An interview on Digital Fatigue and here is what we can do

Earlier this month, I was invited by Ehtesham Shahid, a journalist at the Khaleej Times, an English newspaper based in Dubai. He asked me questions about digital fatigue, and I talked about how this prolonged situation of uncertainty and our blurred boundaries online and offline influence our emotional, cognitive, and physical selves, and could reading books save us?  You can read the entire piece here, there are interesting viewpoints from other experts as well. Below is the unedited and uncut version of my answers and thoughts on this topic.

Digital fatigue is a human state and it influences our physical, emotional and cognitive wellbeing. Starting from the current global socio-economical/political disruption to the climate crisis, prolonged uncertainty and isolation, a substantial increase in the internet consumption both for work and leisure time activities, created inevitably the collective digital fatigue. Especially now that we are living through collective trauma. Constantly required to be online, work on remote, with the video on, mute and unmute, plugged in, plugged out, on just a few steps from the bed, sofa, or the kitchen, paying bills, shopping online, ordering food online, communicating and socializing online. Additionally, we spend every free moment numbing ourselves with social media to avoid difficult thoughts and feelings. Our work-personal life boundaries are blurred. We lost the grounding structure. And both on the macro and micro level, all these continuous anxieties and uncertainties inevitably create digital fatigue that could lead to more concerning conditions such as digital burnout.

Oodi library, Helsinki

Is digital technology responsible for our (lack of) book-reading habits?

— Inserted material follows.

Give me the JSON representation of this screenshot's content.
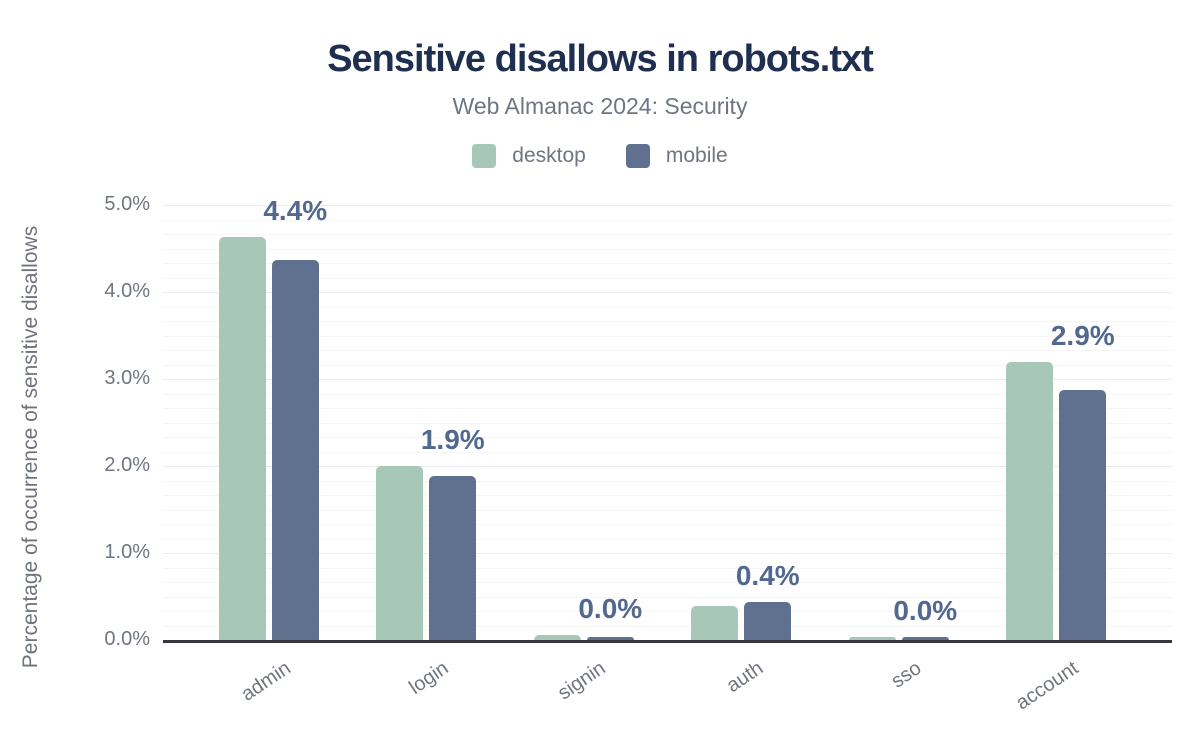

We shouldn’t blame technology and gadgets for not maintaining our book-reading habits. It is true that with accelerated digital technologies our attention span has shortened. We spend too much time on our mobile phones and the internet excessively consuming information. It distracts our focus from the things that are relevant and substantial to us. We are more consuming and less creating.

It also depends on how we structure and set up the space to read a book. It depends on our time management skills and setting up priorities for our self-development. Family and social surroundings represent very relevant factors for book-reading habits. If you come from a family or circle of friends that cultivate reading books, it will likely become an everyday routine for you as well. We are who we are surrounded with. Community power, encouragement and accountability play a relevant role.

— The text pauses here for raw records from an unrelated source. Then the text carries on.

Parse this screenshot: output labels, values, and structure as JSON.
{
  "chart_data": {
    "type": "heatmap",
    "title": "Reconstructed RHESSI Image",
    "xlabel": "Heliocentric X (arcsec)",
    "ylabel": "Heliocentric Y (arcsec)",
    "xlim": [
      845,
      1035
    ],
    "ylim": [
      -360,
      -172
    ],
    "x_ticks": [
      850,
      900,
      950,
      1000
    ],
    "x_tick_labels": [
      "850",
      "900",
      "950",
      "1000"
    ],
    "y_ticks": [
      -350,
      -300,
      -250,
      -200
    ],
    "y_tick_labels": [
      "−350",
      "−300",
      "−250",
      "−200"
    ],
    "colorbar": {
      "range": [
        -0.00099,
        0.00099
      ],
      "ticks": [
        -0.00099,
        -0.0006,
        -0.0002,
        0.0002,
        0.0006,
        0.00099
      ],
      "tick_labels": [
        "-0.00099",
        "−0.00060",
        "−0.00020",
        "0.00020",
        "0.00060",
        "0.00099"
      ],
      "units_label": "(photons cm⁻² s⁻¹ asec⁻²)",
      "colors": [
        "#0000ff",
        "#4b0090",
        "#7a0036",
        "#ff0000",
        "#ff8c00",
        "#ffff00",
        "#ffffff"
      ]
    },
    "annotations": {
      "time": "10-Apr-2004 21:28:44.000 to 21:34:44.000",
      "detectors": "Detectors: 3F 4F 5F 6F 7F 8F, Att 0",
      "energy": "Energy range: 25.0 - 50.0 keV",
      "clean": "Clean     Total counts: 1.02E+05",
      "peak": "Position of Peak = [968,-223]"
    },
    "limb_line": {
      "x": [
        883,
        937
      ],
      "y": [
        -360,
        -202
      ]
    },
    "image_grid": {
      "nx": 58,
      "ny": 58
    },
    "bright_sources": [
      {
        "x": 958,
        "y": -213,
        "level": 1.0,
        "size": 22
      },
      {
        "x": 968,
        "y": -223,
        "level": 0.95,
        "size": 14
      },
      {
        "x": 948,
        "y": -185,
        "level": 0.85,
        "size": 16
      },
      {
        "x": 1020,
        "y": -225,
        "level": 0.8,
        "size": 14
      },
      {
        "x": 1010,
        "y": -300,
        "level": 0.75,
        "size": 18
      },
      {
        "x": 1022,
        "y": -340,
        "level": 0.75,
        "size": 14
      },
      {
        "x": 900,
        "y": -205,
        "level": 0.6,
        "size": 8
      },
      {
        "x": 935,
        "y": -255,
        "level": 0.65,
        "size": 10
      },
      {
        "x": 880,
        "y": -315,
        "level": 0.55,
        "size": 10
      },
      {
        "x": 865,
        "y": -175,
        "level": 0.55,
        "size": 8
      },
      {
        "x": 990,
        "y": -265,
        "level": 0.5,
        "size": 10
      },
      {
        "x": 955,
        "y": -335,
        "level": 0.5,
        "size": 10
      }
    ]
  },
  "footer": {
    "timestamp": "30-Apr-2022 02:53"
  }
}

We as individuals are responsible to create a space and a habit of reading and writing.  For example, I am both a reader and a writer. Those who are avid readers are also potential writers.

We should realize that reading makes us curious and kind and sparkles our imagination. And that is an enormous quality in enriching our lives and the lives of others. It is a pleasure and a luxury nowadays.

We have seen that the number of digital book clubs via zoom grew exponentially during this global mayhem. Reading, talking about books and exchanging thoughts through online gatherings, book clubs, forums, book-reading websites such as Goodreads, et cetera, was the main dynamic in maintaining conversations about books. Those conversations often inspire a sense of community, identity growth, purpose, and connection.

For years now, I keep repeating that internet technology and digital tools are not a magic wand nor a necessary evil. At this moment of collective trauma that we are all experiencing, digital technologies maintained the connection between people and make them feel included. Other advantages of digital consumption are that we have dynamics of creativity, collaboration, community, exchange of ideas, small talk, humour, that entire realm of interaction and learning. The disadvantages of internet technology are obvious. We can become more distracted, less focused on daily tasks and not present in communication with others, attention span is shorter, we may feel isolated and pseudo-connected, develop insomnia, anxiety, irritability, fatigue, burnout. We work, communicate, play games, eat in front of our screens, we socialize. As an outcome of continuous digital consumption, we are less productive and our imagination and creativity stagnate.

Each one of us should find the golden mean and use the digital tools and technology for our benefit and not the other way around. The solution is in setting up the boundaries, creating the space for our habits and rituals, making the separation of our different roles, our work self and private self, digital and analogue. Digital sabbaticals are useful, too. I disconnect from time to time. We should limit screen time, limit hours on social media, spend time outdoors, in nature, reading a book, doing some creative work, contributing to the community.  This is the responsibility of each one of us in order to keep our inner vertical of creativity, empathy, and integrity.